The solid polymer electrolyte fuel cell may, for example, have a separator having grooves as the gas channels on each side, and the cathodic separator is supplied with an oxygen-containing gas such as air, while the anodic separator is supplied with a hydrogen-containing gas, when the cell is in operation. A plurality of membrane-electrode assemblies may be piled up into a stack by interposing separators.
There is no particular restriction on how to prepare a membrane-electrode assembly from the dispersion of the present invention. However, for example, additionally supplied two substrates coated with a catalyst layer coating solution having a catalyst and a catalyst layer resin dispersed therein and then coated with the dispersion of the present invention to form an ion exchange membrane may be adhered by hot pressing with the ion exchange membranes faced inside to give a membrane-electrode assembly having a membrane based on the laminated two ion exchange membranes as an electrolyte membrane. Three substrates may be coated with a coating solution for an anodic catalyst layer, with a coating solution for a cathodic catalyst layer and with the dispersion of the present invention, separately, to form an anodic catalyst layer, a cathodic catalyst layer and an ion exchange membrane, then peeling the ion exchange membrane off the substrate, hot-pressing the anodic catalyst layer and the cathodic catalyst layer so as to interpose the ion exchange membrane therebetween.

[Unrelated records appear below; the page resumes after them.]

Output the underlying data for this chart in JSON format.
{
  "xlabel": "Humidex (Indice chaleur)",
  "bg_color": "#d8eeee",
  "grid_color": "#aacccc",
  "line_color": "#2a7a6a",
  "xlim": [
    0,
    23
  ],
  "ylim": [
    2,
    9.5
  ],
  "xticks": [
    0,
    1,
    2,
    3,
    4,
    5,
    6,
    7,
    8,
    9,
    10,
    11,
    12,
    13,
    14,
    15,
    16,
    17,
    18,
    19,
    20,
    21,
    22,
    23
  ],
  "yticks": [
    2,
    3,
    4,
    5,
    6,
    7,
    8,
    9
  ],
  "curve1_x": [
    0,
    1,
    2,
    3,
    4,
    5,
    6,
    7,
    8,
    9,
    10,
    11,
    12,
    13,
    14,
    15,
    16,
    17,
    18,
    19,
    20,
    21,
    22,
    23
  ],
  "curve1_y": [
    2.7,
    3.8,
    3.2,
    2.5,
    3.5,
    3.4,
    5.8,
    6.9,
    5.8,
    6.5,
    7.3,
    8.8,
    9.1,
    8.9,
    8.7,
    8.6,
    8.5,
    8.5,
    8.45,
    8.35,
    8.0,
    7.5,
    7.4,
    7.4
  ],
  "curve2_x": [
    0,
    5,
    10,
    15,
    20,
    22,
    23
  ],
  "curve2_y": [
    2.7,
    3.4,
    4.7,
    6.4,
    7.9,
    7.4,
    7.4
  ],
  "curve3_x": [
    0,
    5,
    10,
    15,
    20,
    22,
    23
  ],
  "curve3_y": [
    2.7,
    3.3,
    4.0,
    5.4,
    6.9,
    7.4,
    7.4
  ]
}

In the case where both an ion exchange membrane and a catalyst layer contain fibrilliform fluorocarbon polymer, a mixed dispersion from the dispersion of the present invention and a catalyst may be used as coating solution to form a catalyst layer in the above-mentioned procedures. In the case of an ion exchange membrane which is not obtained from the dispersion of the present invention, various known methods may be employed. For example, (1) both sides of such an ion exchange membrane may be coated with the dispersion of the present invention, (2) two gas diffusion layers having catalyst layers formed from a coating solution containing the dispersion of the present invention may be hot-pressed so as to interpose an ion exchange membrane, or (3) two substrates having catalyst layers formed from a coating solution containing the dispersion of the present invention may be hot-pressed with an ion exchange membrane interposed therebetween to transfer the catalyst layers onto the ion exchange membrane.